Dieterle and the other members of the chorale, led by music faculty member Dr. Laura Greenwald, took part in the concert, the culminating performance of the Choirs of America (COA) Nationals for Top Choirs. Caldwell’s chorale was one of several ensembles that performed a mix of massed choir and individual choral repertoire. The evening concluded with all of the singers performing in the finale, a world-premiere COA-commissioned choral piece by Dr. Rosephanye Powell. “I’m so proud that the Caldwell University chorale was able to rise to the occasion and to perform at such a prestigious venue,” said Dieterle.
Caldwell’s chorale is comprised of students, alumni, faculty, staff and community members. They spent the day before the concert being adjudicated at the Aaron Copland School of Music by Joshua Habermann, chorus director of the Dallas Orchestra Chorus and artistic director of the Santa Fe Desert Chorale, as well as meeting other choirs and hearing them perform. They also rehearsed the premiere, “Get Busy,” with the composer. Greenwald was delighted to greet Powell, a classmate from her days at Westminster Choir College. On Friday all of the ensembles had the opportunity to rehearse briefly and to have photos taken on the Carnegie Hall stage, a joy for all the members.
Caldwell chorale member Alison Self, who works in the English Department, said it was inspiring to share the stage and to create music with friends and colleagues and many talented singers from across the country. She said that “the opportunity to work under the tutelage of renowned composers and conductors was both educational and fun.”
Dieterle, a communication and media studies major with a music minor, said the Caldwell music faculty made it happen. “Dr. Greenwald did such a fantastic job organizing the trip as well as preparing us for the occasion. She made the whole experience feel professional while keeping it fun and lighthearted at the same time. Mr. Helms, our accompanist, also played a vital role in helping the choir learn the music for the concert; we couldn’t have done it without him. Professor Vega also helped us keep everything organized and prepared at our rehearsals and Carnegie Hall on Friday.”

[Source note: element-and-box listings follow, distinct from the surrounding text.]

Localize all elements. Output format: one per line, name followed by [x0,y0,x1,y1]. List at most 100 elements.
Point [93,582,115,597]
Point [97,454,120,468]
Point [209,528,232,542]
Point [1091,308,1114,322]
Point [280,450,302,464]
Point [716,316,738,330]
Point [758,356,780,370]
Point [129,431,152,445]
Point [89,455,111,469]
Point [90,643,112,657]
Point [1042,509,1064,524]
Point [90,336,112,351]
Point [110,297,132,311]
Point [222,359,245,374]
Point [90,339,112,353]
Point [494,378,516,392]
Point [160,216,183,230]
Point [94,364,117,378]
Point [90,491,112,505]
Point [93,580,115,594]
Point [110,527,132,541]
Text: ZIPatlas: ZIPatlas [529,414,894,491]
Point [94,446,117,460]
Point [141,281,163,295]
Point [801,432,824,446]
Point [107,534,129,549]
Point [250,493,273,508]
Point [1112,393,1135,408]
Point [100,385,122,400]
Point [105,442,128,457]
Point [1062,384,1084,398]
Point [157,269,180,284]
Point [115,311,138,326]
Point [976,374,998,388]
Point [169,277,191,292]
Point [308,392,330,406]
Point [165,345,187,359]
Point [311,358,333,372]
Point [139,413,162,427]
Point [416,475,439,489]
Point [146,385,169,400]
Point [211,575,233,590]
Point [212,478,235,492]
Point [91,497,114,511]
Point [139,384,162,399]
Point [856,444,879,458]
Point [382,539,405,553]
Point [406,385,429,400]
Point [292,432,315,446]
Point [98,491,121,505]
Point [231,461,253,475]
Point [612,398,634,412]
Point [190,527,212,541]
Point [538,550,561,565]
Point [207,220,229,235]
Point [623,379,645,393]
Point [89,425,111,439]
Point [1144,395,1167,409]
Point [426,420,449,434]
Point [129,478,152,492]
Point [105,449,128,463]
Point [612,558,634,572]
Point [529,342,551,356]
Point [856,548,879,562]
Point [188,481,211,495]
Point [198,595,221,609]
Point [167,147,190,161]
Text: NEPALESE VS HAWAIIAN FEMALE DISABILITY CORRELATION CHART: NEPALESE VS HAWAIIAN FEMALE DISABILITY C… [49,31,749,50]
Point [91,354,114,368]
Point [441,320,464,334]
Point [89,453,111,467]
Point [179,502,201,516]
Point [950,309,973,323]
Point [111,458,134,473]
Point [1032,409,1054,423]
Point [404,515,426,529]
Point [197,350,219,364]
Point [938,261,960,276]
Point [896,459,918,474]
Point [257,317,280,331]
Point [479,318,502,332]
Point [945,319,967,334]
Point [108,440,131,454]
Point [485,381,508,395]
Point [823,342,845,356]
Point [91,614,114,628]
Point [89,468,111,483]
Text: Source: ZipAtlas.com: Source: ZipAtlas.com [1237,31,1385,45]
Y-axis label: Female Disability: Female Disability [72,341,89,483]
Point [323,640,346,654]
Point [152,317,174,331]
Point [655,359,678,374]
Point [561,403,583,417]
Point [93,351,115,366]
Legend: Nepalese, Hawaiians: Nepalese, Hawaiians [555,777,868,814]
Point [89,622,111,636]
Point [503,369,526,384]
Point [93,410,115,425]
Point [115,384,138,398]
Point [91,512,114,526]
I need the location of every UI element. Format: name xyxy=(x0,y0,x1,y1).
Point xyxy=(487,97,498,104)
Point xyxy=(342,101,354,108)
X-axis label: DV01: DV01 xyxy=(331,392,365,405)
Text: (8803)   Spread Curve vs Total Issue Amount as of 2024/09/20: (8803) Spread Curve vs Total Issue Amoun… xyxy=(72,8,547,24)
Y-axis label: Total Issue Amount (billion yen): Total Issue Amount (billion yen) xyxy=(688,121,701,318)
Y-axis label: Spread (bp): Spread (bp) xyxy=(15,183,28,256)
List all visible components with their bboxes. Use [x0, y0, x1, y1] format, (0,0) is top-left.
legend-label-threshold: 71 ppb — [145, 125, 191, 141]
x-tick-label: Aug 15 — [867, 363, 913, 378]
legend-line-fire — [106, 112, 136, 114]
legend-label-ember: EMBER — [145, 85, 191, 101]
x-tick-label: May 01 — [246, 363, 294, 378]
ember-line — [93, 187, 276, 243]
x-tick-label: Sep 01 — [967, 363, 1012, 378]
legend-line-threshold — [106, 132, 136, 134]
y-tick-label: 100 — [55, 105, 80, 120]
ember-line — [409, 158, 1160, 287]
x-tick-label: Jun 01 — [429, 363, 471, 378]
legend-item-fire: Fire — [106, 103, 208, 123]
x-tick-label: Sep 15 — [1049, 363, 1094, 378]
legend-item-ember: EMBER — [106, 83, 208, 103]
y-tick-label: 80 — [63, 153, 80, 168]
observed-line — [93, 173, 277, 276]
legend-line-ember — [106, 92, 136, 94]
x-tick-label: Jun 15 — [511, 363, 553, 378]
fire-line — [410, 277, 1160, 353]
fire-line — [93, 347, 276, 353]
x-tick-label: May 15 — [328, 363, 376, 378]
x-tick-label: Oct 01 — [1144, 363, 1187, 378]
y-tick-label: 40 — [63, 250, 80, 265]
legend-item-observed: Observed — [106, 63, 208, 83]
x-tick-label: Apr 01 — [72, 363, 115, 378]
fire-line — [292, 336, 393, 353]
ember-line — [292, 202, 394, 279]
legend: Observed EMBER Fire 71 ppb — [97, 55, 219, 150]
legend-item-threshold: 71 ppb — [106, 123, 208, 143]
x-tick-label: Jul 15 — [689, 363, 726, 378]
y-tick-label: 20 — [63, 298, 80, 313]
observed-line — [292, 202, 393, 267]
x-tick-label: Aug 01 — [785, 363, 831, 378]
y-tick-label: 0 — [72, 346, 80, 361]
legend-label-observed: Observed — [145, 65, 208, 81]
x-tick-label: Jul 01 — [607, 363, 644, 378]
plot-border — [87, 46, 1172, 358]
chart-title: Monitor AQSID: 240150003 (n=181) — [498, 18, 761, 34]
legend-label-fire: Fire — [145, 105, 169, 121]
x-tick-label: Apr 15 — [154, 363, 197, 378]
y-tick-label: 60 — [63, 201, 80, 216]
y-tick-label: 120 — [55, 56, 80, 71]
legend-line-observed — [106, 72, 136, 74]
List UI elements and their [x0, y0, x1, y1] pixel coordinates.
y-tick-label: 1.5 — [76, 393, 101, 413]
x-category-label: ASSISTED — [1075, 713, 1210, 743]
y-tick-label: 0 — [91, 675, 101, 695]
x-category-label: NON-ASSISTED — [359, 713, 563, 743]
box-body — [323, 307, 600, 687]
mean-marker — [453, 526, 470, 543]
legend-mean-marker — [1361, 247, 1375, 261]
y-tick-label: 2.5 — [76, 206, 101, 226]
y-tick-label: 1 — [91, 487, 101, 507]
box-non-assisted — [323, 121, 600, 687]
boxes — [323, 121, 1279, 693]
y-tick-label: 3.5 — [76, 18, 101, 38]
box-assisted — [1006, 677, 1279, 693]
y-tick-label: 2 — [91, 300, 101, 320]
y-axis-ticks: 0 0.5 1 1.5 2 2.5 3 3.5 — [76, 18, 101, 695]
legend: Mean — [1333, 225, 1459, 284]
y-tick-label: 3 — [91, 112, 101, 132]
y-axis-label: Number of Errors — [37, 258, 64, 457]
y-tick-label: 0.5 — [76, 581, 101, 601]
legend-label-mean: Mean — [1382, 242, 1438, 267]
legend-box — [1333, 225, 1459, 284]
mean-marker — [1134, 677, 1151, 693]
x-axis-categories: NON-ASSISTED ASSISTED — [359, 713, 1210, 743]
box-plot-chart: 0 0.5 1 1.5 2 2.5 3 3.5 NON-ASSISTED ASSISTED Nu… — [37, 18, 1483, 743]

Miriam Edelstein, a recent music education graduate, was happy to share the experience with her professor, Greenwald, a talented singer who has helped Edelstein shape her singing and music education goals. It was amazing “to sing next to her on stage,” said Edelstein, who is looking forward to pursuing a career in music therapy. “I know I can make a difference in someone’s life with music.” She had thought it was time to give up her performing days, but being on stage at Carnegie Hall made her realize she wants to continue singing while also pursing music therapy. Greenwald is helping her as she makes graduate school plans. “I’m very grateful and fortunate to have had her as a professor.”
Greenwald was thrilled to provide this opportunity for her students and to have sung with them on stage. “That is definitely a bucket-list moment, to stand on the historic stage of Carnegie with my students and colleagues. I’m so very grateful to our accompanist, Warren Helms, to my students, alumni, and colleagues for their dedication in making this happen.”